# Cleaning S shape airlocks



## Jal5 (Oct 5, 2018)

Never had a problem like this before. Took off an airlock to bottle wine that had been aging since April. Tiny black spots on the inside plastic and nothing washes them out. Oxyclean solution made them smaller but still there. Can’t seem to get any tool in there to really scrub. Any ideas?

Tried pouring boiling water, OneStep cleaner, Dawn kitchen cleaner, salt water.


----------



## dralarms (Oct 5, 2018)

Cheap enough to just toss and get new ones when they get like this


----------



## NorCal (Oct 5, 2018)

Toss and get a breathable, silicon bung. You will never look back.


----------



## Ajmassa (Oct 5, 2018)

Mine get a yellow tint stained in em. Little pipe cleaner to scrub it. 
Now I’m only using water airlock for the 1st month or 2. And then I’m 100% silicon vented waterless bungs.


----------



## balatonwine (Oct 6, 2018)

This is why I prefer the two or three part airlocks. Easier to clean. I no longer use my one piece airlocks (and they are glass, somewhat historical, and so I won't just throw them away ...)

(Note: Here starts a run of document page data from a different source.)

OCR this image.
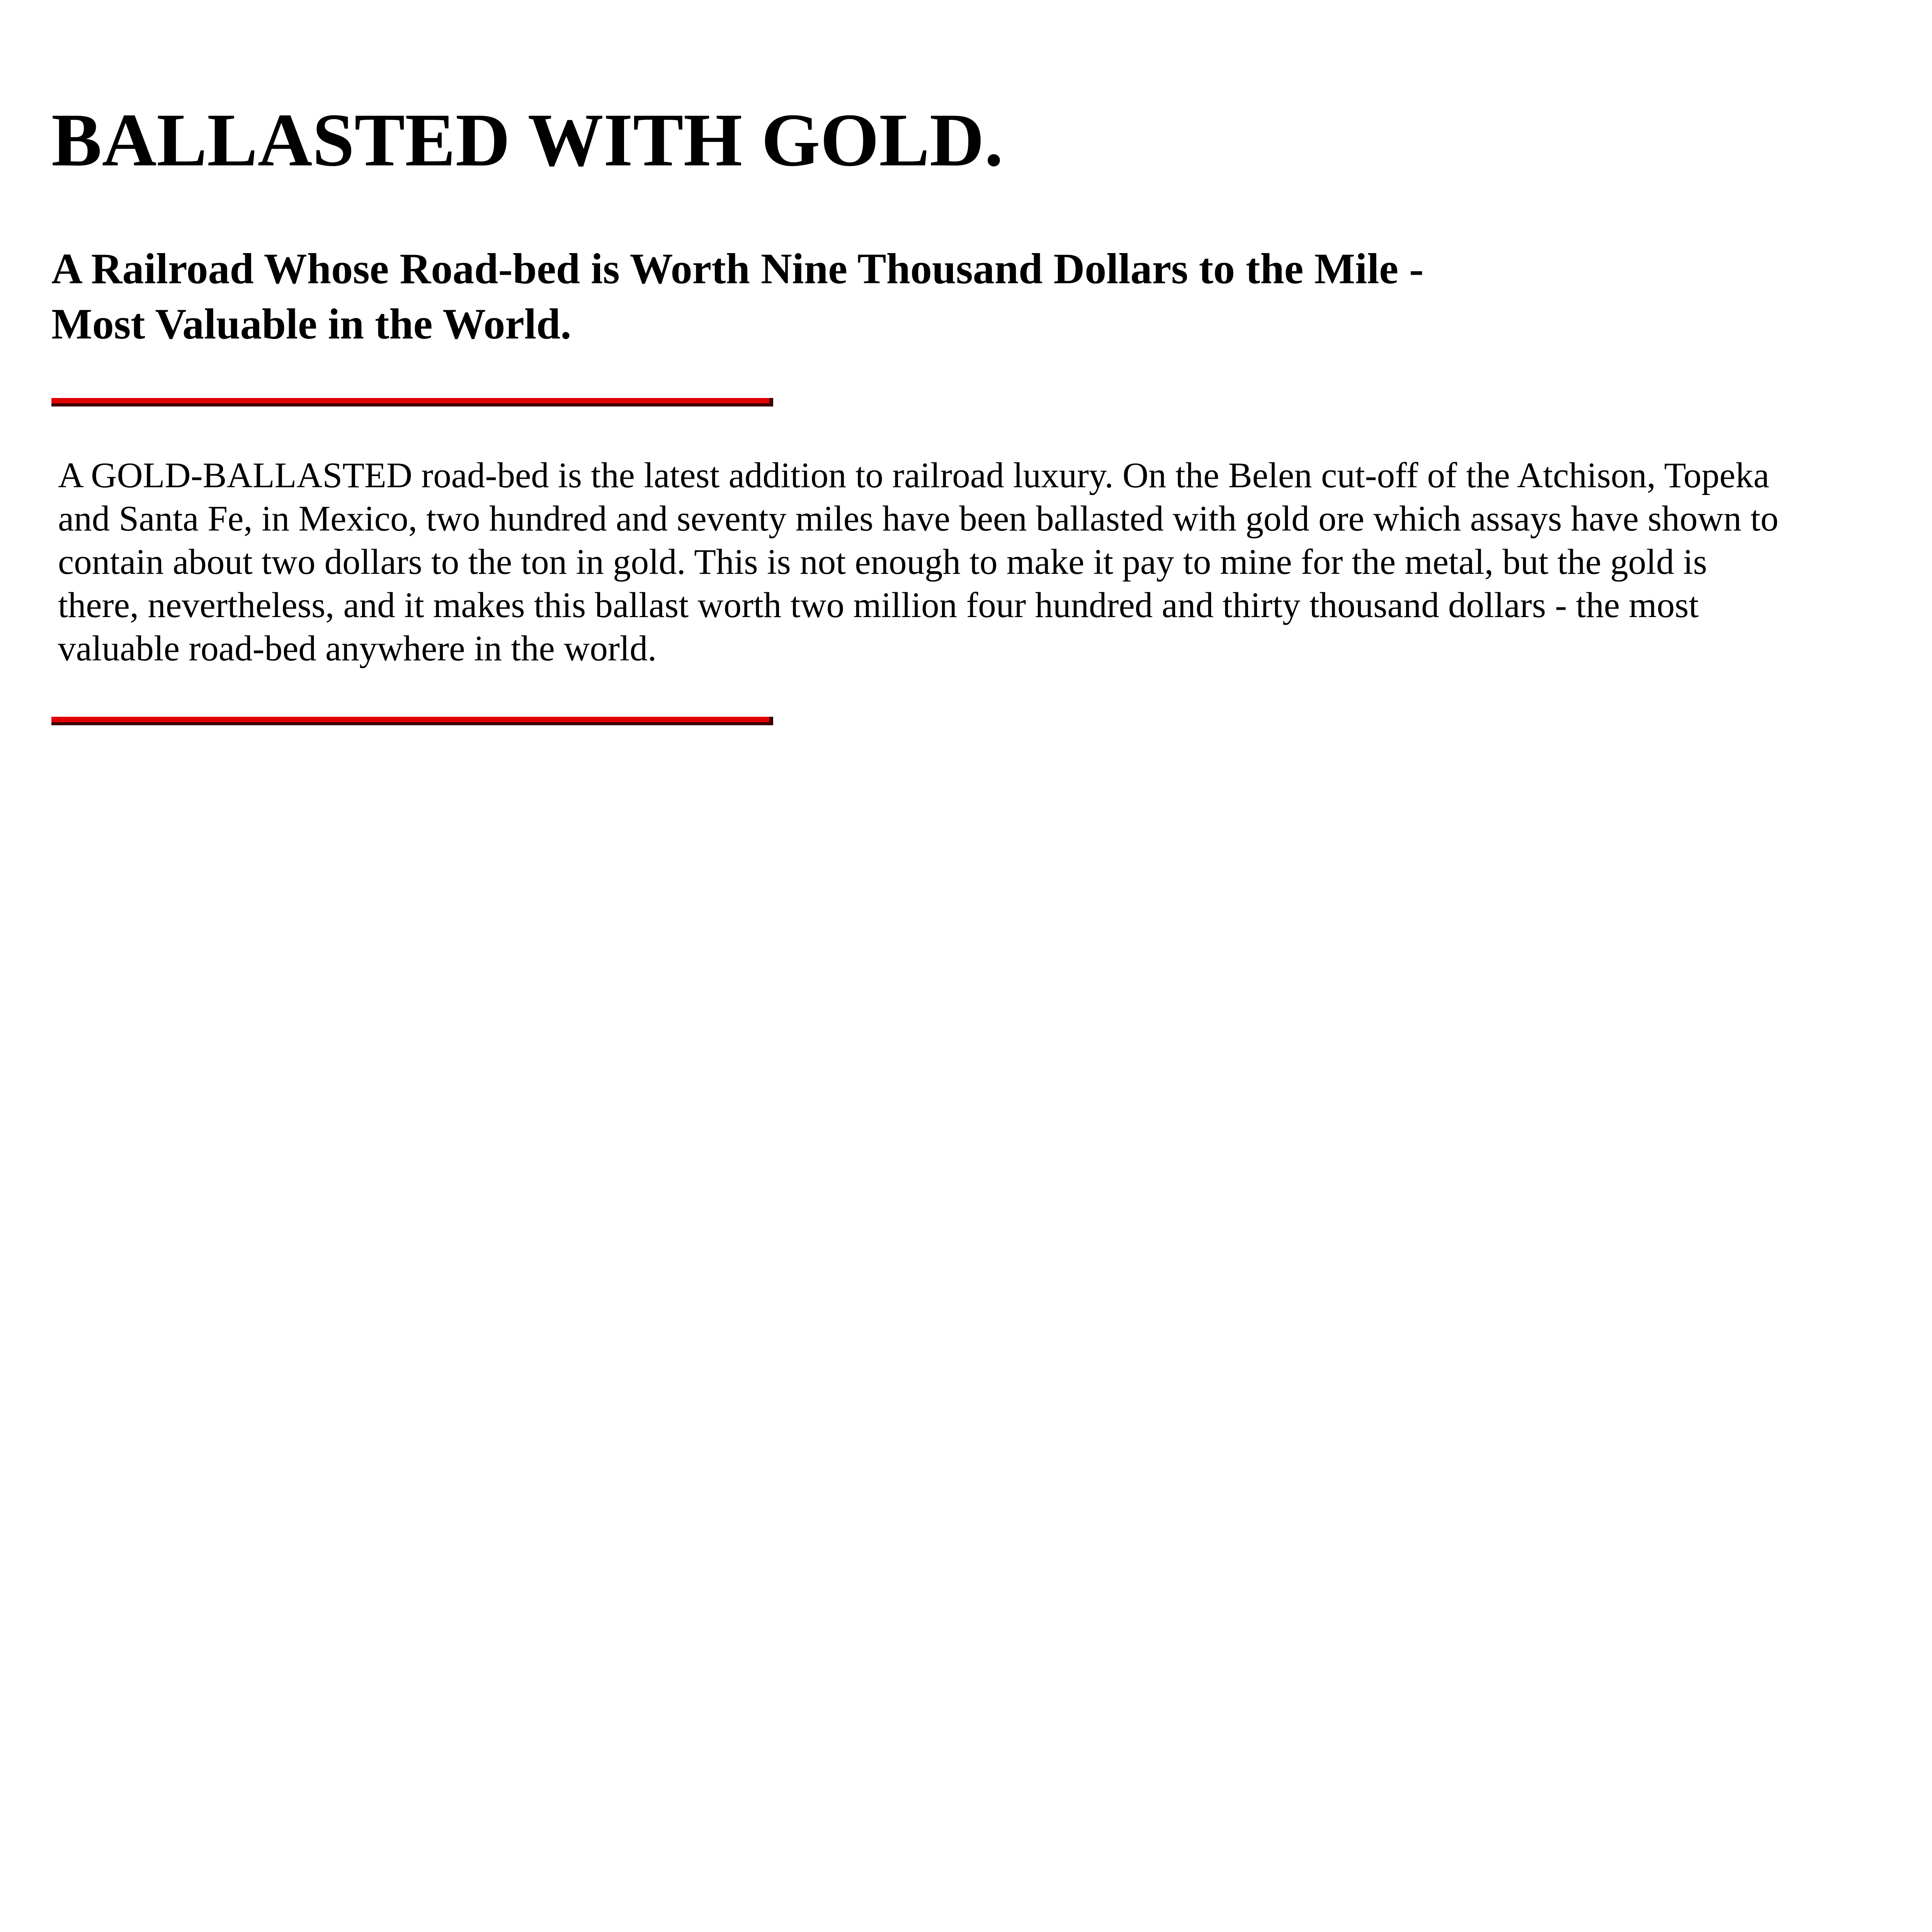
BALLASTED WITH GOLD.
A Railroad Whose Road-bed is Worth Nine Thousand Dollars to the Mile -
Most Valuable in the World.

A GOLD-BALLASTED road-bed is the latest addition to railroad luxury. On the Belen cut-off of the Atchison, Topeka
and Santa Fe, in Mexico, two hundred and seventy miles have been ballasted with gold ore which assays have shown to
contain about two dollars to the ton in gold. This is not enough to make it pay to mine for the metal, but the gold is
there, nevertheless, and it makes this ballast worth two million four hundred and thirty thousand dollars - the most
valuable road-bed anywhere in the world.
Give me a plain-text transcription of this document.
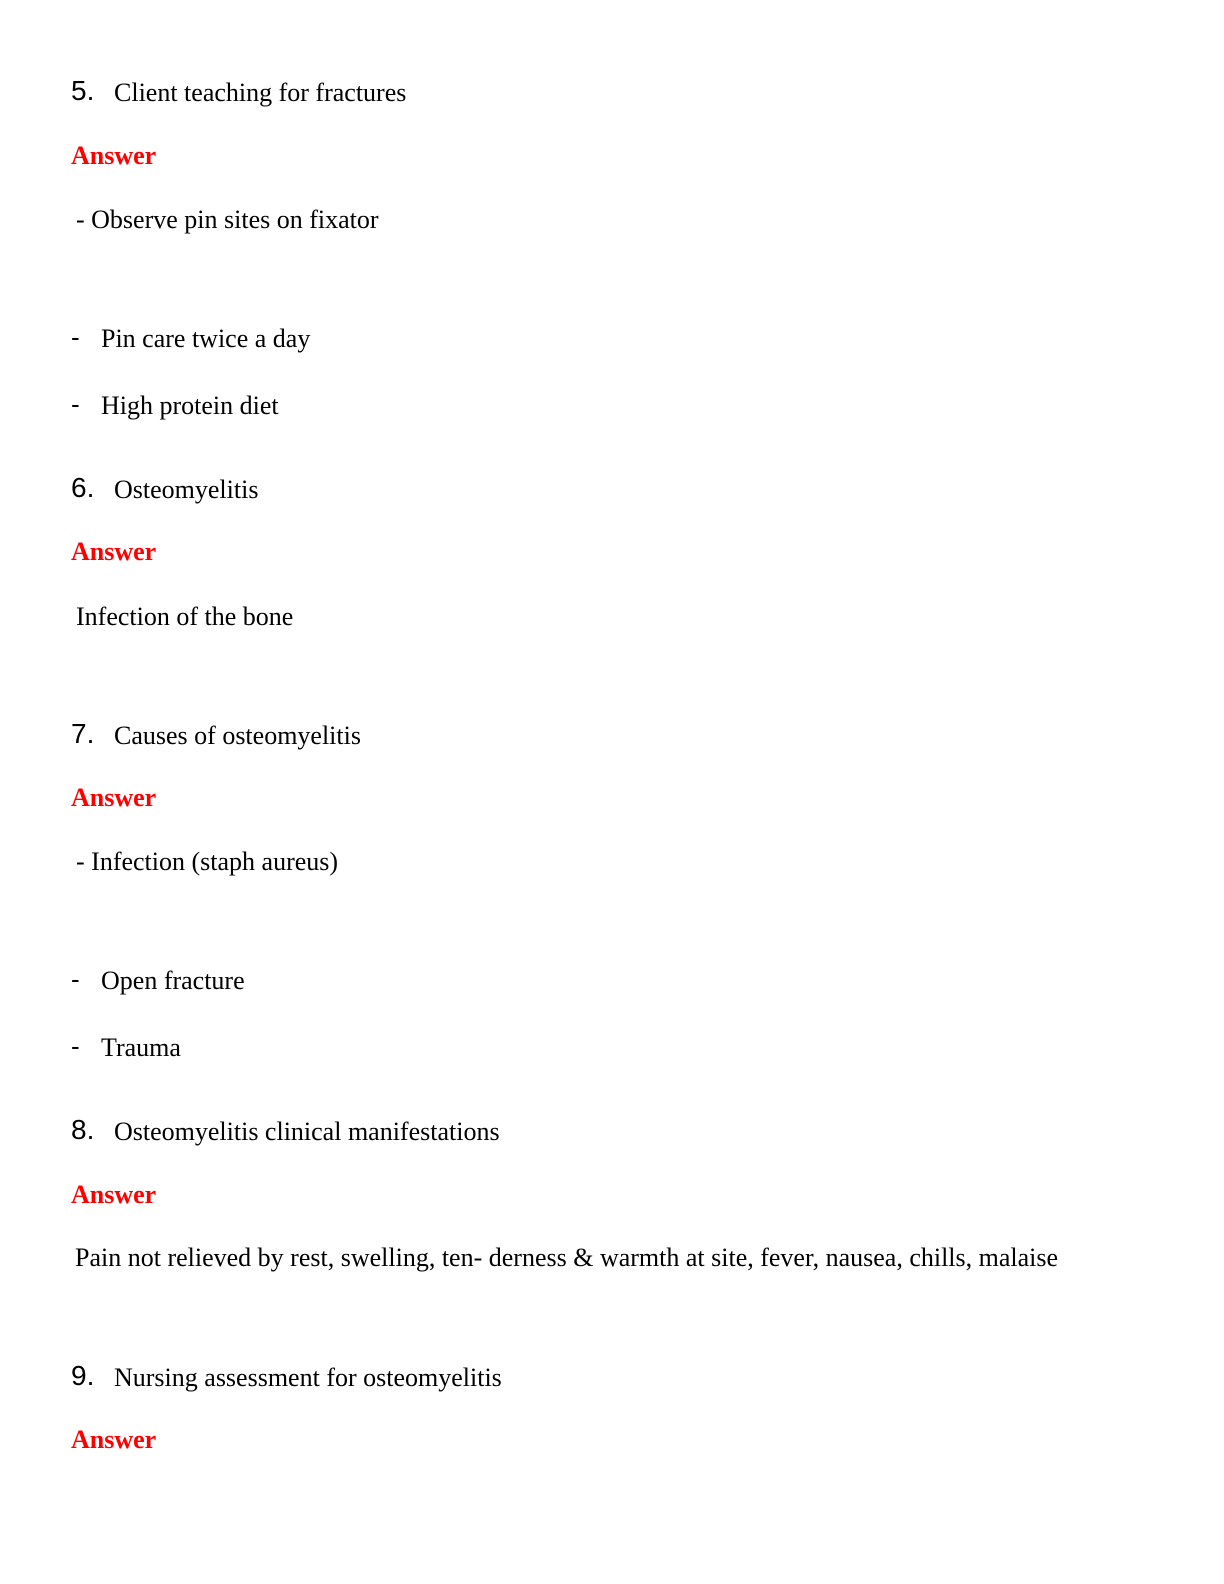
5. Client teaching for fractures
Answer
- Observe pin sites on fixator
- Pin care twice a day
- High protein diet
6. Osteomyelitis
Answer
Infection of the bone
7. Causes of osteomyelitis
Answer
- Infection (staph aureus)
- Open fracture
- Trauma
8. Osteomyelitis clinical manifestations
Answer
Pain not relieved by rest, swelling, ten- derness & warmth at site, fever, nausea, chills, malaise
9. Nursing assessment for osteomyelitis
Answer
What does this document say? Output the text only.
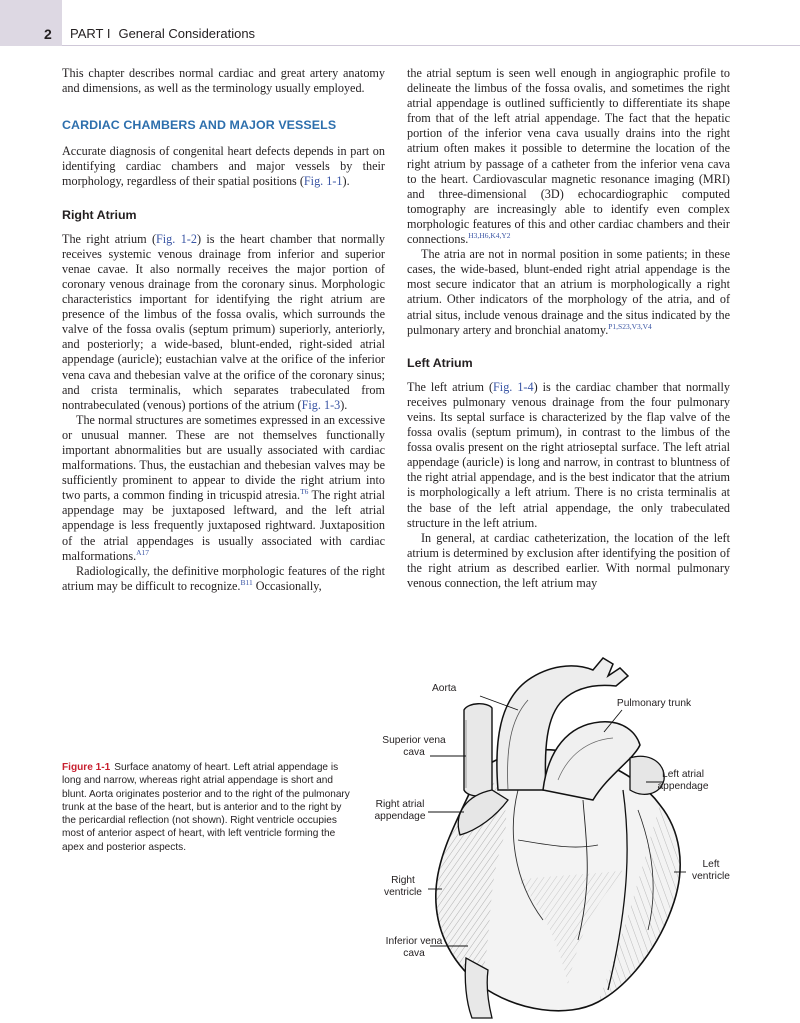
2 PART I General Considerations

This chapter describes normal cardiac and great artery anatomy and dimensions, as well as the terminology usually employed.

CARDIAC CHAMBERS AND MAJOR VESSELS

Accurate diagnosis of congenital heart defects depends in part on identifying cardiac chambers and major vessels by their morphology, regardless of their spatial positions (Fig. 1-1).

Right Atrium

The right atrium (Fig. 1-2) is the heart chamber that normally receives systemic venous drainage from inferior and superior venae cavae. It also normally receives the major portion of coronary venous drainage from the coronary sinus. Morphologic characteristics important for identifying the right atrium are presence of the limbus of the fossa ovalis, which surrounds the valve of the fossa ovalis (septum primum) superiorly, anteriorly, and posteriorly; a wide-based, blunt-ended, right-sided atrial appendage (auricle); eustachian valve at the orifice of the inferior vena cava and thebesian valve at the orifice of the coronary sinus; and crista terminalis, which separates trabeculated from nontrabeculated (venous) portions of the atrium (Fig. 1-3).

The normal structures are sometimes expressed in an excessive or unusual manner. These are not themselves functionally important abnormalities but are usually associated with cardiac malformations. Thus, the eustachian and thebesian valves may be sufficiently prominent to appear to divide the right atrium into two parts, a common finding in tricuspid atresia.$^{T6}$ The right atrial appendage may be juxtaposed leftward, and the left atrial appendage is less frequently juxtaposed rightward. Juxtaposition of the atrial appendages is usually associated with cardiac malformations.$^{A17}$

Radiologically, the definitive morphologic features of the right atrium may be difficult to recognize.$^{B11}$ Occasionally,

the atrial septum is seen well enough in angiographic profile to delineate the limbus of the fossa ovalis, and sometimes the right atrial appendage is outlined sufficiently to differentiate its shape from that of the left atrial appendage. The fact that the hepatic portion of the inferior vena cava usually drains into the right atrium often makes it possible to determine the location of the right atrium by passage of a catheter from the inferior vena cava to the heart. Cardiovascular magnetic resonance imaging (MRI) and three-dimensional (3D) echocardiographic computed tomography are increasingly able to identify even complex morphologic features of this and other cardiac chambers and their connections.$^{H3,H6,K4,Y2}$

The atria are not in normal position in some patients; in these cases, the wide-based, blunt-ended right atrial appendage is the most secure indicator that an atrium is morphologically a right atrium. Other indicators of the morphology of the atria, and of atrial situs, include venous drainage and the situs indicated by the pulmonary artery and bronchial anatomy.$^{P1,S23,V3,V4}$

Left Atrium

The left atrium (Fig. 1-4) is the cardiac chamber that normally receives pulmonary venous drainage from the four pulmonary veins. Its septal surface is characterized by the flap valve of the fossa ovalis (septum primum), in contrast to the limbus of the fossa ovalis present on the right atrioseptal surface. The left atrial appendage (auricle) is long and narrow, in contrast to bluntness of the right atrial appendage, and is the best indicator that the atrium is morphologically a left atrium. There is no crista terminalis at the base of the left atrial appendage, the only trabeculated structure in the left atrium.

In general, at cardiac catheterization, the location of the left atrium is determined by exclusion after identifying the position of the right atrium as described earlier. With normal pulmonary venous connection, the left atrium may

Figure 1-1 Surface anatomy of heart. Left atrial appendage is long and narrow, whereas right atrial appendage is short and blunt. Aorta originates posterior and to the right of the pulmonary trunk at the base of the heart, but is anterior and to the right by the pericardial reflection (not shown). Right ventricle occupies most of anterior aspect of heart, with left ventricle forming the apex and posterior aspects.
Aorta
Pulmonary trunk
Superior vena cava
Left atrial appendage
Right atrial appendage
Left ventricle
Right ventricle
Inferior vena cava
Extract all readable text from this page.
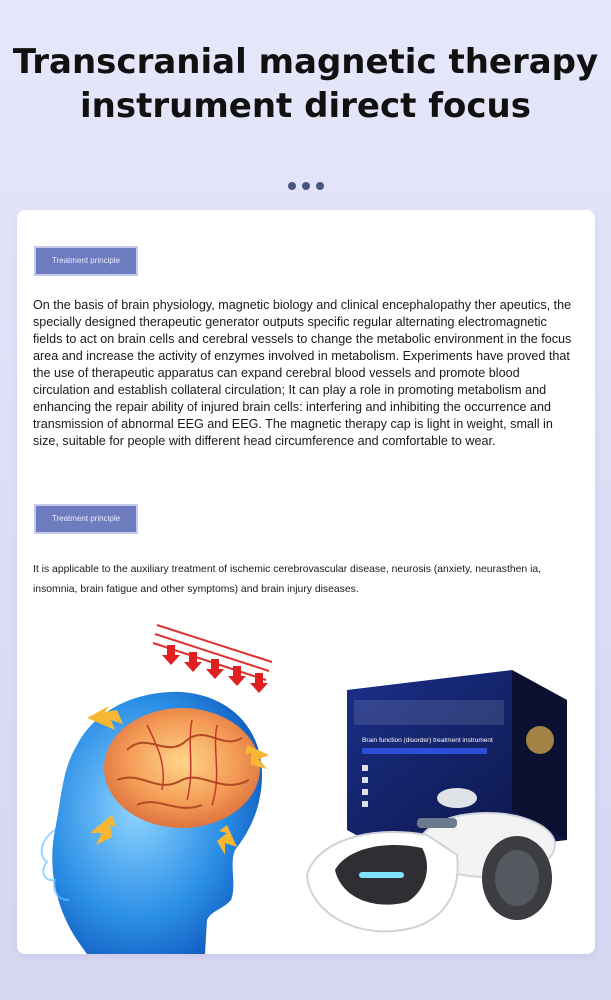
Transcranial magnetic therapy
instrument direct focus
Treatment principle
On the basis of brain physiology, magnetic biology and clinical encephalopathy ther apeutics, the specially designed therapeutic generator outputs specific regular alternating electromagnetic fields to act on brain cells and cerebral vessels to change the metabolic environment in the focus area and increase the activity of enzymes involved in metabolism. Experiments have proved that the use of therapeutic apparatus can expand cerebral blood vessels and promote blood circulation and establish collateral circulation; It can play a role in promoting metabolism and enhancing the repair ability of injured brain cells: interfering and inhibiting the occurrence and transmission of abnormal EEG and EEG. The magnetic therapy cap is light in weight, small in size, suitable for people with different head circumference and comfortable to wear.
Treatment principle
It is applicable to the auxiliary treatment of ischemic cerebrovascular disease, neurosis (anxiety, neurasthen ia, insomnia, brain fatigue and other symptoms) and brain injury diseases.
Brain function (disorder) treatment instrument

Never tried a breathable bung, mainly because they are not available where I am. But, honestly, I like to see the water level at the end of fermentation, where you can see that there is a pressure difference between inside and outside the fermenter/storage tank, and thus know everything is indeed air tight, rather than just "trust" a bung.


----------



## Jal5 (Oct 6, 2018)

Ended up soaking it overnite in oxyclean that really did it. Just make sure to wash and sanitize good after the soak. 
Joe


----------



## Johnd (Oct 6, 2018)

Jal5 said:


> Ended up soaking it overnite in oxyclean that really did it. Just make sure to wash and sanitize good after the soak.
> Joe



If you ever have the problem again, use your vacuum cleaner to pull a piece of string through the airlock and tie an appropriate sized cloth to the string. Puts some cleaner on the cloth and pull it back and forth through the airlock.


----------



## bstnh1 (Oct 7, 2018)

dralarms said:


> Cheap enough to just toss and get new ones when they get like this



I agree! I have a drawer full of them and if one gets crapped up, cracked, etc., I just toss it and dig out another one. I like being able to see the changes in pressure which is why I stick with the S airlocks.


----------



## Jal5 (Oct 7, 2018)

Johnd said:


> If you ever have the problem again, use your vacuum cleaner to pull a piece of string through the airlock and tie an appropriate sized cloth to the string. Puts some cleaner on the cloth and pull it back and forth through the airlock.


I like that idea. Thx


----------



## Johnd (Oct 7, 2018)

Jal5 said:


> I like that idea. Thx



Works great for cleaning your tubing as well.


----------



## mainshipfred (Oct 8, 2018)

Johnd said:


> If you ever have the problem again, use your vacuum cleaner to pull a piece of string through the airlock and tie an appropriate sized cloth to the string. Puts some cleaner on the cloth and pull it back and forth through the airlock.



Sounds like you've been spending too much time watching electricians.


----------



## Johnd (Oct 8, 2018)

mainshipfred said:


> Sounds like you've been spending too much time watching electricians.



Nothing quite like a good old fashioned pull string................


----------